À eux deux, ils réussirent à sortir le corps et l’étendirent sur le sol.

— Et maintenant, qu’est-ce que vous allez en faire ? grogna l’Écossais nettement réprobateur.

— Ce ne sont pas les tombeaux désaffectés qui manquent dans la vallée du Cédron, répondit Adalbert entièrement acquis à l’idée de son ami. On va prendre le tunnel d’Ézéchias. Et ne dites pas que ce sera long et difficile : on le sait mais, comme dit Morosini, on n’a pas le choix. Retournez au King David, lieutenant, mais laissez-nous votre lampe !

— Pour qu’on me retrouve avec une jambe cassée ? Non !… je vais vous éclairer.

— Et l’incident diplomatique ? ironisa Morosini.

— On va essayer de l’éviter. Et puis une femme comme la princesse vaut que l’on risque une guerre !

Ne sachant s’il devait remercier ou montrer les dents, Aldo choisit de se taire et alla s’atteler aux pieds du corps dont il enleva les chaussures pour les vider et les fourrer dans ses poches.

— N’oubliez pas ça, grogna l’Écossais qui, du bout de son inséparable stick, avait repêché le chapeau et le posait sur la poitrine du mort. Sinon on pourrait se demander ce qu’il faisait là.

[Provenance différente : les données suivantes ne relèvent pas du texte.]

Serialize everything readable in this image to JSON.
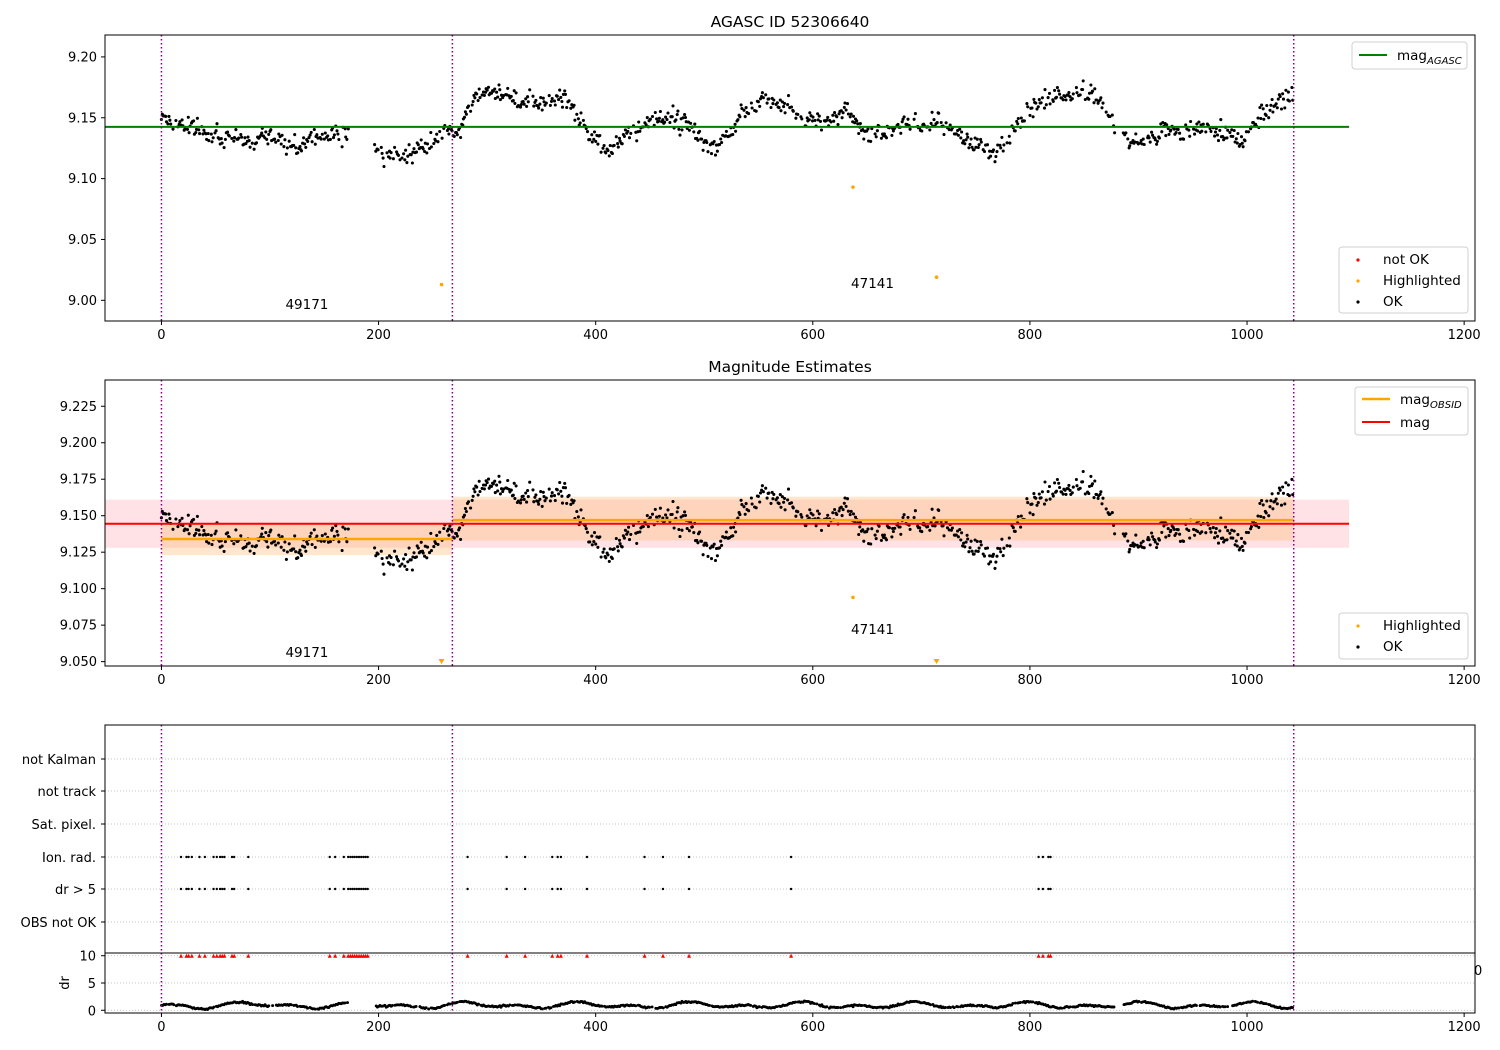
{
  "colors": {
    "agasc_line": "#008000",
    "obsid_line": "#ffa500",
    "mag_line": "#ff0000",
    "obs_divider": "#800080",
    "ok_points": "#000000",
    "highlighted_points": "#ffa500",
    "not_ok_points": "#ff0000",
    "mag_band": "#ffb6c1",
    "obsid_band": "#ffc080",
    "grid": "#b0b0b0"
  },
  "chart_data": [
    {
      "type": "scatter",
      "title": "AGASC ID 52306640",
      "xlim": [
        -52,
        1210
      ],
      "ylim": [
        8.983,
        9.218
      ],
      "xticks": [
        "0",
        "200",
        "400",
        "600",
        "800",
        "1000",
        "1200"
      ],
      "yticks": [
        "9.00",
        "9.05",
        "9.10",
        "9.15",
        "9.20"
      ],
      "xlabel": "",
      "ylabel": "",
      "obs_boundaries": [
        0,
        268,
        1043
      ],
      "annotations": [
        {
          "text": "49171",
          "x": 134,
          "y": 8.993
        },
        {
          "text": "47141",
          "x": 655,
          "y": 9.01
        }
      ],
      "lines": [
        {
          "name": "mag",
          "subscript": "AGASC",
          "y": 9.1425,
          "x_range": [
            -52,
            1094
          ],
          "color": "#008000"
        }
      ],
      "highlighted": [
        {
          "x": 258,
          "y": 9.013
        },
        {
          "x": 637,
          "y": 9.093
        },
        {
          "x": 714,
          "y": 9.019
        }
      ],
      "legend_entries": [
        "not OK",
        "Highlighted",
        "OK"
      ],
      "legend_placement": "lower-right",
      "line_legend_placement": "upper-right"
    },
    {
      "type": "scatter",
      "title": "Magnitude Estimates",
      "xlim": [
        -52,
        1210
      ],
      "ylim": [
        9.047,
        9.243
      ],
      "xticks": [
        "0",
        "200",
        "400",
        "600",
        "800",
        "1000",
        "1200"
      ],
      "yticks": [
        "9.050",
        "9.075",
        "9.100",
        "9.125",
        "9.150",
        "9.175",
        "9.200",
        "9.225"
      ],
      "xlabel": "",
      "ylabel": "",
      "obs_boundaries": [
        0,
        268,
        1043
      ],
      "annotations": [
        {
          "text": "49171",
          "x": 134,
          "y": 9.053
        },
        {
          "text": "47141",
          "x": 655,
          "y": 9.069
        }
      ],
      "lines": [
        {
          "name": "mag",
          "subscript": "OBSID",
          "segments": [
            {
              "x_range": [
                0,
                268
              ],
              "y": 9.134,
              "band": [
                9.123,
                9.145
              ]
            },
            {
              "x_range": [
                268,
                1043
              ],
              "y": 9.147,
              "band": [
                9.133,
                9.163
              ]
            }
          ],
          "color": "#ffa500"
        },
        {
          "name": "mag",
          "subscript": "",
          "y": 9.1445,
          "band": [
            9.128,
            9.161
          ],
          "x_range": [
            -52,
            1094
          ],
          "color": "#ff0000"
        }
      ],
      "highlighted": [
        {
          "x": 637,
          "y": 9.094
        }
      ],
      "offscale_markers": [
        {
          "x": 258
        },
        {
          "x": 714
        }
      ],
      "legend_entries": [
        "Highlighted",
        "OK"
      ],
      "legend_placement": "lower-right",
      "line_legend_placement": "upper-right"
    },
    {
      "type": "scatter",
      "title": "",
      "xlim": [
        -52,
        1210
      ],
      "xticks": [
        "0",
        "200",
        "400",
        "600",
        "800",
        "1000",
        "1200"
      ],
      "categories": [
        "not Kalman",
        "not track",
        "Sat. pixel.",
        "Ion. rad.",
        "dr > 5",
        "OBS not OK"
      ],
      "flagged_x": [
        18,
        23,
        25,
        28,
        35,
        40,
        48,
        51,
        54,
        56,
        58,
        65,
        67,
        80,
        155,
        160,
        168,
        172,
        174,
        176,
        178,
        180,
        182,
        184,
        186,
        188,
        190,
        282,
        318,
        335,
        360,
        365,
        368,
        392,
        445,
        462,
        486,
        580,
        808,
        812,
        817,
        819
      ],
      "obs_boundaries": [
        0,
        268,
        1043
      ],
      "dr": {
        "ylabel": "dr",
        "yticks": [
          "0",
          "5",
          "10"
        ],
        "ylim": [
          -0.5,
          10.5
        ],
        "threshold": 10,
        "stray_label": "0"
      }
    }
  ]
}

Bien que feu Goldberg fût petit, descendre son corps par un tunnel d’environ cinq cents mètres aux marches raides et glissantes fut plus que difficile : un vrai calvaire, dont Aldo et Adalbert admirent volontiers que, sans la lampe de Mac Intyre, ils ne s’en seraient pas tirés mais enfin, après un temps qui leur parut durer l’éternité, on retrouva l’air libre, la nuit du Seigneur et les senteurs de cèdre et d’eucalyptus dans la verte vallée… Trouver près des grands tombeaux un trou dans la falaise fut beaucoup plus aisé. On y installa le corps du mieux que l’on put, on empila pierres et branches sèches à l’entrée et l’on reprit, enfin, le long chemin qui ramenait à l’hôtel… Le sort de Lisa allait dépendre à présent du temps qui s’écoulerait avant la découverte du cadavre.

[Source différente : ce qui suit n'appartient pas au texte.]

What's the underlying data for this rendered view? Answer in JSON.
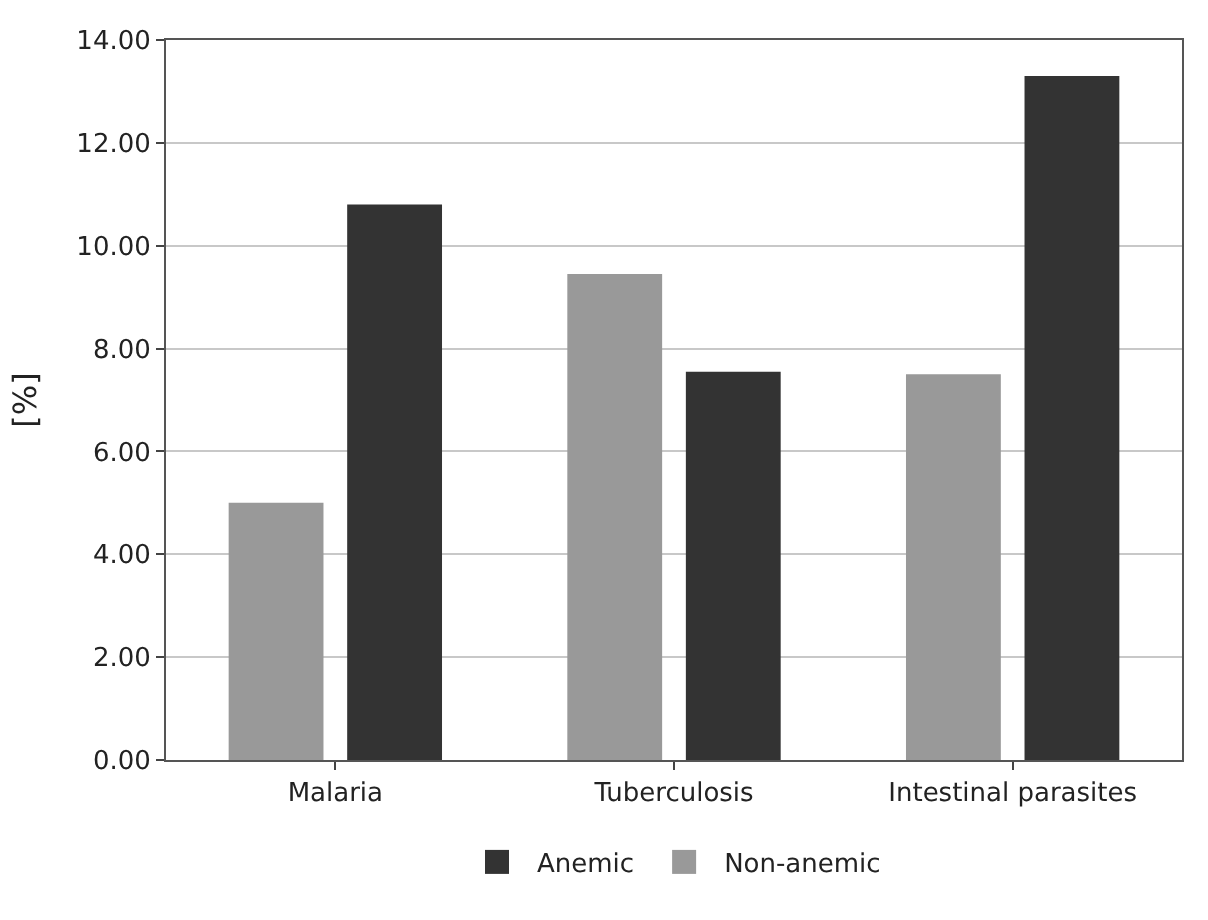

Vu l’heure tardive – et même matinale ! – le bar de l’hôtel était fermé, pourtant Morosini n’eut aucune peine à obtenir du portier de nuit une bouteille de whisky, un siphon, de la glace et des verres :

— Il n’est pas rare, dit cet homme courtois avec un regard de connivence à Mac Intyre, que quelques-uns de ces messieurs passent la nuit dans l’un de nos petits salons pour jouer au poker tranquillement…

— Je crois que ça m’aurait plu, fit Adalbert, mais pour l’instant nous avons mieux à faire !

À considérer les smokings et l’uniforme mouillés, froissés et salis, le portier voulut bien le croire mais se garda de commenter. Dans un palace de quelque pays qu’il soit, on en voyait bien d’autres…

Plongé dans ses pensées sombres, Aldo laissa Adalbert se charger du récit après qu’ils eurent changé de vêtements et aidé Douglas à retrouver un aspect présentable. Il fumait cigarette sur cigarette, allumant une nouvelle à celle qui allait s’éteindre. En fait il n’écoutait pas, préférant chercher une solution à leur difficile problème.

— À présent Goldberg est mort et lui seul savait où Lisa est retenue… conclut Adalbert.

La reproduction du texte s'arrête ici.